その意味で、スコラ・コンサルトの組織風土改革は、私が求めているものにマッチしているという印象がありました。創業100周年まで7年間も活動をつづけられた理由だと思います。

対話から生まれるソリューション

――大阪と東京の活動を振り返ると、30歳前後の若手社員が活躍してきたことがわかります。とくにコアメンバーは、ほとんどが7年間でポジションが2つあがり、会社の未来を担う力を感じさせます。
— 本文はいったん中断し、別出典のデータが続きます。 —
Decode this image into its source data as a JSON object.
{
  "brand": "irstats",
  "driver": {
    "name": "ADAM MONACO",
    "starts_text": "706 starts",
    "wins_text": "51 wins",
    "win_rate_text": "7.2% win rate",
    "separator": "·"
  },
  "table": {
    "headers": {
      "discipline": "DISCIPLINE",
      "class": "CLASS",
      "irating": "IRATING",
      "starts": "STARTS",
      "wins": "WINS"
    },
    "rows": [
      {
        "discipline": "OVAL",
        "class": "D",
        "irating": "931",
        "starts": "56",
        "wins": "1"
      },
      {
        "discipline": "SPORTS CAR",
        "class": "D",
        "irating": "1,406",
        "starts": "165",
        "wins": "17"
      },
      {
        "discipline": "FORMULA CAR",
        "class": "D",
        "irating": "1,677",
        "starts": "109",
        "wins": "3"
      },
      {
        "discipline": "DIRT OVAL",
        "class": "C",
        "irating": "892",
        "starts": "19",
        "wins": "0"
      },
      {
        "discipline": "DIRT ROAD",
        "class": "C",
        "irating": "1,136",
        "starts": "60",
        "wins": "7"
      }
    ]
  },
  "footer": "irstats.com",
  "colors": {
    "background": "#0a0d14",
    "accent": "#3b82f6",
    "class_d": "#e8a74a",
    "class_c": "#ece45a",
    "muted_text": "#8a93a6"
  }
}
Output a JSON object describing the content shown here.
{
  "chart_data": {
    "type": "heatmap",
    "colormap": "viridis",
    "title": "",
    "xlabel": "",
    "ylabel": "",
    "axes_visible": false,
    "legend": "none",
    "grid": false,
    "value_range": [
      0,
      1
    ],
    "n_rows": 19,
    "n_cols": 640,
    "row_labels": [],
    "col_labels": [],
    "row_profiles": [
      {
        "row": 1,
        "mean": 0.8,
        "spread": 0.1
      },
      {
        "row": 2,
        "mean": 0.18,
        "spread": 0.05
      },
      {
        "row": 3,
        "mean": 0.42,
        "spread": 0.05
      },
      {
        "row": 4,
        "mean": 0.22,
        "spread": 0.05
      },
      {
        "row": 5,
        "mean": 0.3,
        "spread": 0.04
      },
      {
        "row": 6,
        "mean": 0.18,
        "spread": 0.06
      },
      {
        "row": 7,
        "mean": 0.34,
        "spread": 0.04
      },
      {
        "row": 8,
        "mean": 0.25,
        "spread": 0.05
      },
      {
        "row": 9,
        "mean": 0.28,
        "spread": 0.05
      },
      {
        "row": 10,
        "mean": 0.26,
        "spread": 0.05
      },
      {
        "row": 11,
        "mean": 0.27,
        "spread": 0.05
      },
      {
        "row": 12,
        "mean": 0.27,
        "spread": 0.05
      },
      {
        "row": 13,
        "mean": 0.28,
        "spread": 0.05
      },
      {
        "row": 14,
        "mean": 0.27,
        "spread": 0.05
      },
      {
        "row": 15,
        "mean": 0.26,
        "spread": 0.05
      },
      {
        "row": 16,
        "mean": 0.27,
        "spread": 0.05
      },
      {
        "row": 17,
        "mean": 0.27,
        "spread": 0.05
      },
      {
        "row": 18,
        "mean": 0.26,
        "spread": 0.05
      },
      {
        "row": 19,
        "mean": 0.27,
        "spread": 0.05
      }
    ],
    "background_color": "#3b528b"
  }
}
佐野さん:活動の成果として、社内に自発的な言動が出てくるなか、とくにコアメンバーの自発性と連帯感には目を見張るものがありました。

大阪、東京、名古屋と事務所をまたいで連帯している。

組織のヒエラルキーとは違うタテ・ヨコ・ナナメの強力なつながりがいくつもできたと思います。社員はそれぞれ個性がある一方で、みんなに共有されている感覚があるのもたしかです。同じ価値観をもっていると気づくだけでも結びつきは強まります。

建築家はアーティストだと見られることがあります。たしかに、時代のニーズや社会のニーズを感じ取り、建築物というアウトプットに仕上げる過程にはアーティスティックな部分があります。

ただ、建築家は独りよがりな芸術家ではありません。第一に、建築には発注者が存在する。施工会社があり、膨大な数の協力者や関係者がいる。建築家は、関係者のニーズや希望を取り入れて設計する。けっして自分の好みだけで設計することはできない。

建築設計は、対話から生まれるソリューションです。対話なしにはできませんし、対話が正しく深いほど、いい建築物が生まれやすい。スコラ・コンサルトの組織風土改革から学んだことの1つです。

当社の風土改革は今後もつづきます。私にとって、組織風土改革は永久運動、永久革命であり、終わりを迎えることはありません。さらなる成長に期待しています。